Supplemental Information

The financial results disclosed in this release include certain measures calculated and presented in accordance with GAAP. In addition to the GAAP results included in this press release, Knowles has presented supplemental, non-GAAP gross profit, operating expenses, earnings before interest and income taxes, adjusted earnings before interest and income taxes, net earnings, diluted earnings per share to facilitate evaluation of Knowles’ operating performance. These non-GAAP financial measures exclude certain amounts that are included in the most directly comparable GAAP measure. In addition, these non-GAAP financial measures do not have standard meanings and may vary from similarly titled non-GAAP financial measures used by other companies. Knowles uses non-GAAP measures as supplements to its GAAP results of operations in evaluating certain aspects of its business, and its Board of Directors and executive management team focus on non-GAAP items as key measures of Knowles’ performance for business planning purposes.

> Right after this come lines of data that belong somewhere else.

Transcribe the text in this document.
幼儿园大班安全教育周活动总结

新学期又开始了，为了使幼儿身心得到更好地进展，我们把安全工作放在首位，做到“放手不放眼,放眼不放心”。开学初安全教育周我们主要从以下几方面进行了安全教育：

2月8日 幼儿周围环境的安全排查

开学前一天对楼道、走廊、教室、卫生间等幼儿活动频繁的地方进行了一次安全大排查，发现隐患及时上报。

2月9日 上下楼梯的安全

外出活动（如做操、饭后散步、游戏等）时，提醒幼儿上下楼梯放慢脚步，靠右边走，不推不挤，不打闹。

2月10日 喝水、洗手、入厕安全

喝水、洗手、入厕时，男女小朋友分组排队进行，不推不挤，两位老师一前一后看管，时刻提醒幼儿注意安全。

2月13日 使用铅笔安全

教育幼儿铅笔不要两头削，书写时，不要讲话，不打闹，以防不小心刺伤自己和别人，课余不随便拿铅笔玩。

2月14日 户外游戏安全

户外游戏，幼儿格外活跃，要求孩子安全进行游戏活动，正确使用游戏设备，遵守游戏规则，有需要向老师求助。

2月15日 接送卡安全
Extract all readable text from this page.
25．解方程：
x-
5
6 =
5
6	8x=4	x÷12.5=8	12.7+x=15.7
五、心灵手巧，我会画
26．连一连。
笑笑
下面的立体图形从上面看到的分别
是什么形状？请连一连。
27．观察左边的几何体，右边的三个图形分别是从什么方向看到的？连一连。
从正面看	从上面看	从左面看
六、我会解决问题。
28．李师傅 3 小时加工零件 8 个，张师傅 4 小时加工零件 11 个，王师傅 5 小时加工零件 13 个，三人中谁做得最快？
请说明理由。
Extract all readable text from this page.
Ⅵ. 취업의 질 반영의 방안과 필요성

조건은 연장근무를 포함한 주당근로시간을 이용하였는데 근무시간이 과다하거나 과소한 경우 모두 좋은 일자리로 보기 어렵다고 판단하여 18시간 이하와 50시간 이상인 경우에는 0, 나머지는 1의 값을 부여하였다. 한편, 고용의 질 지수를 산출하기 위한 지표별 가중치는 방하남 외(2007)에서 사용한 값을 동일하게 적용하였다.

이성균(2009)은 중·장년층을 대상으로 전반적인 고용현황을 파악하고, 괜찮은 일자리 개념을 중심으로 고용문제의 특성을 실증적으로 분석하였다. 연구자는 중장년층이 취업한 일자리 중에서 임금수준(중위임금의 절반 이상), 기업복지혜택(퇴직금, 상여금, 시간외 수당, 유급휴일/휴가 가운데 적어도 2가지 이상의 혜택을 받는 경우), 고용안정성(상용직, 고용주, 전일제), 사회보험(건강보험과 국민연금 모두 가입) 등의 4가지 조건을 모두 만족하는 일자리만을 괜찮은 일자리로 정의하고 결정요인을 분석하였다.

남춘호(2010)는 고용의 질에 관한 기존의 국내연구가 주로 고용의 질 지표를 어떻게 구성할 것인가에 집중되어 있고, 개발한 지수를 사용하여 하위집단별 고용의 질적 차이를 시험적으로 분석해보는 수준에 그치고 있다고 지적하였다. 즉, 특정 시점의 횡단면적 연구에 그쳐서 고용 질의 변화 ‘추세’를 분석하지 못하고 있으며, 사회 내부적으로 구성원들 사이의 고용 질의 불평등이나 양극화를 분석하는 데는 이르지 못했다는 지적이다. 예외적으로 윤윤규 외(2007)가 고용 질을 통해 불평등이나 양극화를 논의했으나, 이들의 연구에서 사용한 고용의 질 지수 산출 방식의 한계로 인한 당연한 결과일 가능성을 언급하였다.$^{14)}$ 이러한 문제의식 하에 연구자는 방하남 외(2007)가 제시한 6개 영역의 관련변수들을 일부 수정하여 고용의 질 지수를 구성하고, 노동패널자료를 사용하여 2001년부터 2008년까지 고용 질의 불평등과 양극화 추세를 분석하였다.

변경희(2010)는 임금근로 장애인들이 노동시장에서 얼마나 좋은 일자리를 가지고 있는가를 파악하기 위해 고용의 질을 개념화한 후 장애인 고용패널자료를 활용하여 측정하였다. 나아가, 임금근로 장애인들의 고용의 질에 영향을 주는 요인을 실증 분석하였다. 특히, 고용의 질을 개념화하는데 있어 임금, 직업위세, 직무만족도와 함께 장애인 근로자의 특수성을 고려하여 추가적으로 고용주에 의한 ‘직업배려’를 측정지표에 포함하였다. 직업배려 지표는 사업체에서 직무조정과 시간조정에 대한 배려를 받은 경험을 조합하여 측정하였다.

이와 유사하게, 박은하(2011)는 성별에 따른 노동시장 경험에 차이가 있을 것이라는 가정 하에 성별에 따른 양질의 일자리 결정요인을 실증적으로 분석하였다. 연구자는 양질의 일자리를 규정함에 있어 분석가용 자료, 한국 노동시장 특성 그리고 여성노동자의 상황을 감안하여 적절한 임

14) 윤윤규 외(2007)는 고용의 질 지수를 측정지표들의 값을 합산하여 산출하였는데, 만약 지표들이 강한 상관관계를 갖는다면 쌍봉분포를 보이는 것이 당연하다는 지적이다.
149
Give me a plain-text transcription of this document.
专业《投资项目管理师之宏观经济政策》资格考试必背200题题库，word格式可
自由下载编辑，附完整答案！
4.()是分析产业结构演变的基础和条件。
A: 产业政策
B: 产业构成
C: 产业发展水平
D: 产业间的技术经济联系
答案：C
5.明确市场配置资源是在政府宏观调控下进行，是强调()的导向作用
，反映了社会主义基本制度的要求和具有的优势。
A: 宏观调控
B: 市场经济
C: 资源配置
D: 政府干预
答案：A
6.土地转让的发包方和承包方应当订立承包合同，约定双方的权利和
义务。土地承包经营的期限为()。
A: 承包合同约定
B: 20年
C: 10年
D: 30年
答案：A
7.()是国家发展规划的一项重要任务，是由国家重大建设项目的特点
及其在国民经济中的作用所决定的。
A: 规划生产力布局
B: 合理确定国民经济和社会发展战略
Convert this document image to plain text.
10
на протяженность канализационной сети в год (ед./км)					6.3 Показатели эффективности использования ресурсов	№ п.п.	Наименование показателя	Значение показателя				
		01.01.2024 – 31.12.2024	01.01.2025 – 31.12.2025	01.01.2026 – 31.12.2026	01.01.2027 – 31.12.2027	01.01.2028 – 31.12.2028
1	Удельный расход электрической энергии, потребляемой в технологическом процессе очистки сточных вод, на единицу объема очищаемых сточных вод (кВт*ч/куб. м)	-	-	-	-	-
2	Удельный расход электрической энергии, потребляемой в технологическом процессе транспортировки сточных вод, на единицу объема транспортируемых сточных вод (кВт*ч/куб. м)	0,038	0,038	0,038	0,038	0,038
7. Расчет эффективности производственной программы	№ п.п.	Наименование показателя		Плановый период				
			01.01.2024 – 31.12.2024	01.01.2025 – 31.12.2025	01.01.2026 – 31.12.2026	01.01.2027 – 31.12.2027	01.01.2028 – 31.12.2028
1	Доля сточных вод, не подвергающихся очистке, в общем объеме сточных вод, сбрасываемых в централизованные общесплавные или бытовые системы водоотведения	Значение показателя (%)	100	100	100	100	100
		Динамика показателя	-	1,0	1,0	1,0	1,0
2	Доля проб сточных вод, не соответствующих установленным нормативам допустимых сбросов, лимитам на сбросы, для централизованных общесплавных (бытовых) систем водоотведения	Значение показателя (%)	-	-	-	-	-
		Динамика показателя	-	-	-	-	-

These measures assist Knowles in comparing its performance between various reporting periods on a consistent basis, as these measures remove from operating results the impact of items that, in Knowles’ opinion, do not reflect its core operating performance. Knowles believes that its presentation of these non-GAAP financial measures is useful because it provides investors and securities analysts with the same information that Knowles uses internally for purposes of assessing its core operating performance. For a reconciliation of these non-GAAP financial measures to the most directly comparable GAAP financial measures, see the reconciliation table accompanying this release.